Questions abound regarding the political motivations behind the move and the constitutional authority of the president to unilaterally delay the mandate. Can the president change/amend what the legislature passed? What would happen in a court challenge? Because of jurisdictional requirements, it is unlikely that the question can be reached by a federal court.
Constitutionally, federal courts can only hear disputes if it is a “case or controversy.” Therefore, in order to meet the standing element of the “case or controversy” requirement, a plaintiff must allege, among other things, a personal injury that is particularized, concrete, and otherwise judicially cognizable. Lujan v. Defenders of Wildlife, 504 U.S. 555, 561 (1992). It will be a difficult (if not impossible) sell for an individual plaintiff to claim that he/she suffered a concrete personal injury because delaying the imposition of a mandate has caused him/her harm, especially if the plaintiff is a business owner to which the law applies.

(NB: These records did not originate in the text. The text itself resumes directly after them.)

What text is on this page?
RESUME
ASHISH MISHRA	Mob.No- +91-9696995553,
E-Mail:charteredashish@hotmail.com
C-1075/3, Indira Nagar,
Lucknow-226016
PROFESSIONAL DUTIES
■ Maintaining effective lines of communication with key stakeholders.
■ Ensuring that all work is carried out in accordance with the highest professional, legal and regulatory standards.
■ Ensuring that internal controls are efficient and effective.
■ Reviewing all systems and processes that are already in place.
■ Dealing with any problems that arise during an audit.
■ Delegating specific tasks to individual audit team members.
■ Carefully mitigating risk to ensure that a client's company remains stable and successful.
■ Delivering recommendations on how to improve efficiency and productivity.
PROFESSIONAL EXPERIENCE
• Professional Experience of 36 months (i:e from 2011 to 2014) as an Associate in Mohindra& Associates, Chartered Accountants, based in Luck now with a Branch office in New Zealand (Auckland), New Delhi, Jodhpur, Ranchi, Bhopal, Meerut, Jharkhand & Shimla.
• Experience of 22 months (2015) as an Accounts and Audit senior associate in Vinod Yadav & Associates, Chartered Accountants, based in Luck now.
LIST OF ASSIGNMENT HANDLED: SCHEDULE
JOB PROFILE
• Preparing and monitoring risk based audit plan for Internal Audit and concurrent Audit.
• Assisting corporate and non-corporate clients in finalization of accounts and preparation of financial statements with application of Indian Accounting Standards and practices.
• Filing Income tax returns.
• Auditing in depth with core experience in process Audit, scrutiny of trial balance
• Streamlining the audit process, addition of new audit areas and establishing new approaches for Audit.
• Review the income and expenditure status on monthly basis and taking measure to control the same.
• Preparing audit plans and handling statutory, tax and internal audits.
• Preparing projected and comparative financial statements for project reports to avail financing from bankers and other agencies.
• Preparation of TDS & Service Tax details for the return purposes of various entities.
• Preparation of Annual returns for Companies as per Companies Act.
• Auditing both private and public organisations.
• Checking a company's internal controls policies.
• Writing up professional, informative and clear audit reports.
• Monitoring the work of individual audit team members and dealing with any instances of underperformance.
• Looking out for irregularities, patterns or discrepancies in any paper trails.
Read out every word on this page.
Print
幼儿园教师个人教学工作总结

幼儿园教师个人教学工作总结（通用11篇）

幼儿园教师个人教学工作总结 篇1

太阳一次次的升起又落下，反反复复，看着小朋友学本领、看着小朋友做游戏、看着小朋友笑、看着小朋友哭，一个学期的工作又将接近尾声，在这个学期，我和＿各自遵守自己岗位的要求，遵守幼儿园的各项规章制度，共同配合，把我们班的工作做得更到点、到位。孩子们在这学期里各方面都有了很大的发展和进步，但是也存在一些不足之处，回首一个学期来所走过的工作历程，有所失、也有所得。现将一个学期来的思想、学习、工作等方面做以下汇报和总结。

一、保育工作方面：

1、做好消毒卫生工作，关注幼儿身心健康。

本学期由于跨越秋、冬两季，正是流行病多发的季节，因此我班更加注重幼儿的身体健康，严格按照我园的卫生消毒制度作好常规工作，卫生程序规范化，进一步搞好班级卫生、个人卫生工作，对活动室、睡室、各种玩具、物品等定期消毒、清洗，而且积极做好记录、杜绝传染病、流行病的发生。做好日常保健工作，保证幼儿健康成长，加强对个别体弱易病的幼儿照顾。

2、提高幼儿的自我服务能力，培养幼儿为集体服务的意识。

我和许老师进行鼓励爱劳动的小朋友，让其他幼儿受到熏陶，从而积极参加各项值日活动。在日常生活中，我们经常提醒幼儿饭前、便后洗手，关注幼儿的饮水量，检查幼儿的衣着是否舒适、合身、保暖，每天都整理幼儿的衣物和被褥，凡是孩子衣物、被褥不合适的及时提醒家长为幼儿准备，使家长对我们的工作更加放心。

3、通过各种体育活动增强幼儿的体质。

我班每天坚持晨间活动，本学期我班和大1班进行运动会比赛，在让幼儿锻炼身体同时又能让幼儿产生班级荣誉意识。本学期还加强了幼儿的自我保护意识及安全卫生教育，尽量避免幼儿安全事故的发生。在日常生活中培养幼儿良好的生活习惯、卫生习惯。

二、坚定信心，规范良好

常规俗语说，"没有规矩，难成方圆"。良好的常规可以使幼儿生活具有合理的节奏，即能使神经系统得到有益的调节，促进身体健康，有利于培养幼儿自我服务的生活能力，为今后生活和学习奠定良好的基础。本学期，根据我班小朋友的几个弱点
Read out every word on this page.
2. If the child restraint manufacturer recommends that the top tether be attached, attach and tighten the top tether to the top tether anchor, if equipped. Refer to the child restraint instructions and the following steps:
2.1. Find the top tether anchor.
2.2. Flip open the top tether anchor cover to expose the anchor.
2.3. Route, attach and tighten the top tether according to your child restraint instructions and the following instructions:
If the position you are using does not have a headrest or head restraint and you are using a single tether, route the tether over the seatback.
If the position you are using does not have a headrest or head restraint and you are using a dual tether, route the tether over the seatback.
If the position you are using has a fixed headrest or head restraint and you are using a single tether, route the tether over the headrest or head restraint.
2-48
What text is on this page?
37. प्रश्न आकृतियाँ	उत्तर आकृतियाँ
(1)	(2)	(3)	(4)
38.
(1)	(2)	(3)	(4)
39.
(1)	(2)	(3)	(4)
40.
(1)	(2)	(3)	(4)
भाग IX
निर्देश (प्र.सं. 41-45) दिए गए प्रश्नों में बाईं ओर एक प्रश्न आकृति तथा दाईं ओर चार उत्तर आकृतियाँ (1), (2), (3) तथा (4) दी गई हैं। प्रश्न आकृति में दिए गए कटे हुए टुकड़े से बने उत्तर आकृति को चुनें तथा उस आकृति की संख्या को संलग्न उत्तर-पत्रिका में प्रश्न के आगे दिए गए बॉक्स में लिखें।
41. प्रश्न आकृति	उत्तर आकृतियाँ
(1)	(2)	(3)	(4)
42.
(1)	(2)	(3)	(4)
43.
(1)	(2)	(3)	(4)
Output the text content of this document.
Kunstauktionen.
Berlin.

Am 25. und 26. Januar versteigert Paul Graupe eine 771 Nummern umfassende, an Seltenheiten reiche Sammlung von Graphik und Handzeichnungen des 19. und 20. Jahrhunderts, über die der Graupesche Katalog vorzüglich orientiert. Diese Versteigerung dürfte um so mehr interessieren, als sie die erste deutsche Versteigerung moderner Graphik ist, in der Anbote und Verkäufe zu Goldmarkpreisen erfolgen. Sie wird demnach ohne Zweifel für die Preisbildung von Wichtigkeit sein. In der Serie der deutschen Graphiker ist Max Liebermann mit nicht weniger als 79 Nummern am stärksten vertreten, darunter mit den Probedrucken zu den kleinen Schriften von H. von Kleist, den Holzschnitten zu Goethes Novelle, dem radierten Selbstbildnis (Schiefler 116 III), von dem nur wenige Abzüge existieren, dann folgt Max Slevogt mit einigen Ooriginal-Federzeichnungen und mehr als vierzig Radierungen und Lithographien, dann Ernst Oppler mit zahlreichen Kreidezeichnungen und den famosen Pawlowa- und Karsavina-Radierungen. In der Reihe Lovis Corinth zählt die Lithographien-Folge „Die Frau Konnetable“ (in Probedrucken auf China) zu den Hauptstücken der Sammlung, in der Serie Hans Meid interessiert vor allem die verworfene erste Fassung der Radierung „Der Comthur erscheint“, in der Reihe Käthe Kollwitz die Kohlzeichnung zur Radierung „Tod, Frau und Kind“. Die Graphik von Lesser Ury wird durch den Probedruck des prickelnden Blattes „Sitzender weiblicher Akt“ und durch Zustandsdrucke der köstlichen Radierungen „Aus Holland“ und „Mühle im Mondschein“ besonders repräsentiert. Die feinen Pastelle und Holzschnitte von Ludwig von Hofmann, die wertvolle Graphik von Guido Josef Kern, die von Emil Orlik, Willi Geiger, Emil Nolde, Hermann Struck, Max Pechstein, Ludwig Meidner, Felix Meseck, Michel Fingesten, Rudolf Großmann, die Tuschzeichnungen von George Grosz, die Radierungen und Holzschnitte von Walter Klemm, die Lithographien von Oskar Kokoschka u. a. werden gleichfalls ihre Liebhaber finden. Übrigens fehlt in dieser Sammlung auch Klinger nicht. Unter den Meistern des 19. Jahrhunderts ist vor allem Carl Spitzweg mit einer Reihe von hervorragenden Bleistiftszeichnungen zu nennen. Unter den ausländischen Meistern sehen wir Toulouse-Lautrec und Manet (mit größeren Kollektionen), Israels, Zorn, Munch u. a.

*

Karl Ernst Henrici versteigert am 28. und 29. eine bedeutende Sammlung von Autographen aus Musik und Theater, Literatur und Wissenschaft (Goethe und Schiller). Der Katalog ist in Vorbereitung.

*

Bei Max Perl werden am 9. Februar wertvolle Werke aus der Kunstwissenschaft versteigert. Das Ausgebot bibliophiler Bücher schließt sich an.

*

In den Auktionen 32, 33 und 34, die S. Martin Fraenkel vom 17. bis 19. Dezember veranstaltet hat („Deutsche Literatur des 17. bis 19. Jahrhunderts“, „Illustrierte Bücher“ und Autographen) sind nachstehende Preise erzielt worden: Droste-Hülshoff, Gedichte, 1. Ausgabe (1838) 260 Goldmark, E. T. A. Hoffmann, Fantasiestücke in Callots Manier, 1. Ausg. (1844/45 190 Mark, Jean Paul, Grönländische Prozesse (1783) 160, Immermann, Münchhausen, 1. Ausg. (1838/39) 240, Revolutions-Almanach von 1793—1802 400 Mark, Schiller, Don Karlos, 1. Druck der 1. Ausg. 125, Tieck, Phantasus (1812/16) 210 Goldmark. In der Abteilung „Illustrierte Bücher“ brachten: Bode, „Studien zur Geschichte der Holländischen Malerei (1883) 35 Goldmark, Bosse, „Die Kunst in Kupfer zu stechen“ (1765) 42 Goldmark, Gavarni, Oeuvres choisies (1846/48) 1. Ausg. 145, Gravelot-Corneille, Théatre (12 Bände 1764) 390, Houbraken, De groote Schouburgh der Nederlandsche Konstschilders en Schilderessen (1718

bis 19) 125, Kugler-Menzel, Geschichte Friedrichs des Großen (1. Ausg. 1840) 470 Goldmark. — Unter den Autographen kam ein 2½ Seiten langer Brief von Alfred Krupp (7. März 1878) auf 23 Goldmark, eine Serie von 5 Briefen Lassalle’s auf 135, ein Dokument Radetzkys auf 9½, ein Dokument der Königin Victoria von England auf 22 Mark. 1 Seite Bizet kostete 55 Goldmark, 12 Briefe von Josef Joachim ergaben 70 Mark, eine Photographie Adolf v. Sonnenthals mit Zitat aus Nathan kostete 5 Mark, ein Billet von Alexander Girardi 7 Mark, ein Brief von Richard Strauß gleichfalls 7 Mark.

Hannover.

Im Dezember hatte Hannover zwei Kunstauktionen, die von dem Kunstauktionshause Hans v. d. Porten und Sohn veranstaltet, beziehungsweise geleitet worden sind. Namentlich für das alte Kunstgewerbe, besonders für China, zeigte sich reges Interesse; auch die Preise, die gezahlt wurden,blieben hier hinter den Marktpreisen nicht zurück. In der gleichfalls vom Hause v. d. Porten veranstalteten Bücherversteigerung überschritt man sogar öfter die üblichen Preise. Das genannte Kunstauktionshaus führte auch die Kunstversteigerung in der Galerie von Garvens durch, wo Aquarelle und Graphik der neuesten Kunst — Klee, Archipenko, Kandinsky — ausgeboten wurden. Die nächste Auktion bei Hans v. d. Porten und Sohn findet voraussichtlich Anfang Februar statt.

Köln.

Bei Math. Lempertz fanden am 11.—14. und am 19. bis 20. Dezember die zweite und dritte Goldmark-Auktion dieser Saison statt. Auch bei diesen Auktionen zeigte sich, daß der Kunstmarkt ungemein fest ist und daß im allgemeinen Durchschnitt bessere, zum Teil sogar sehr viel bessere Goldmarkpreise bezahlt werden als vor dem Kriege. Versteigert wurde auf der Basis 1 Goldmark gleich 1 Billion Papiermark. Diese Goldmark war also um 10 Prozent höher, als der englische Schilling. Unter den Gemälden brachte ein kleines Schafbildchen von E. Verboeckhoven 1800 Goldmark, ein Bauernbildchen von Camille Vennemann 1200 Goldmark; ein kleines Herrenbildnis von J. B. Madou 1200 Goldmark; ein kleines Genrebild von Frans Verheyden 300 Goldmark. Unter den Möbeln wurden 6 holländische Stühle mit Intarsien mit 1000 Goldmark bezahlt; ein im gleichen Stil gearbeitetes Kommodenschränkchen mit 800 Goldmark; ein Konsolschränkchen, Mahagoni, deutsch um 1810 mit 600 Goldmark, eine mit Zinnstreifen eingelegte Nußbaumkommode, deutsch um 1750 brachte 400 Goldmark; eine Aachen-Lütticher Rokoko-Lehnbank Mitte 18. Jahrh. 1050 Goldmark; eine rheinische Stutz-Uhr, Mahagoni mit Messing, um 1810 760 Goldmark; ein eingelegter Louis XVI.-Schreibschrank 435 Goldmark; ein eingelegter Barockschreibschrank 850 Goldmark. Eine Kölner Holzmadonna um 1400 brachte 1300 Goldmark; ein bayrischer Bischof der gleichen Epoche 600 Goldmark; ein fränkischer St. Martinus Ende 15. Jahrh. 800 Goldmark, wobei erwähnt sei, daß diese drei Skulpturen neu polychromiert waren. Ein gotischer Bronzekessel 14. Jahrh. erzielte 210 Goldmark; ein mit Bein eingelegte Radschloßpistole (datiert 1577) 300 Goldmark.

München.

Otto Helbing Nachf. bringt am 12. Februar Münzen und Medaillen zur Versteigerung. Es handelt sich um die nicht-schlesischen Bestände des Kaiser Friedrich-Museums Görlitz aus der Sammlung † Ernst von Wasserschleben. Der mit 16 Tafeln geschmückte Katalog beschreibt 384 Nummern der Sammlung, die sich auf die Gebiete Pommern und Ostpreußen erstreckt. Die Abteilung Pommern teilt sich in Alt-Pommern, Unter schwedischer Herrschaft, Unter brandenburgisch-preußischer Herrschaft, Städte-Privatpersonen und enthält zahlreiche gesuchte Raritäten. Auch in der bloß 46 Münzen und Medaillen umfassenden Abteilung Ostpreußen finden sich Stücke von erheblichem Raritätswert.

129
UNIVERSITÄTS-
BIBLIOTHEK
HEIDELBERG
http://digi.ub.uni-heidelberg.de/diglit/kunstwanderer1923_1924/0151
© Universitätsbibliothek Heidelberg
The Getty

Would members of Congress have standing by arguing that they have a direct and adequate interest in maintaining the effectiveness of their votes? Such an argument was advanced by members of Congress in Raines v. Byrd, which dealt with the Line Item Veto Act of 1996. The Supreme Court rejected that claim, stating that the alleged institutional injury was wholly abstract and widely dispersed; moreover, the Supreme Court was reluctant to use the judicial process as a substitute for the legislative process. And stepping aside from the legal issues, it may be practically unrealistic to expect opposing Senators to file a suit challenging a delay with which they may agree.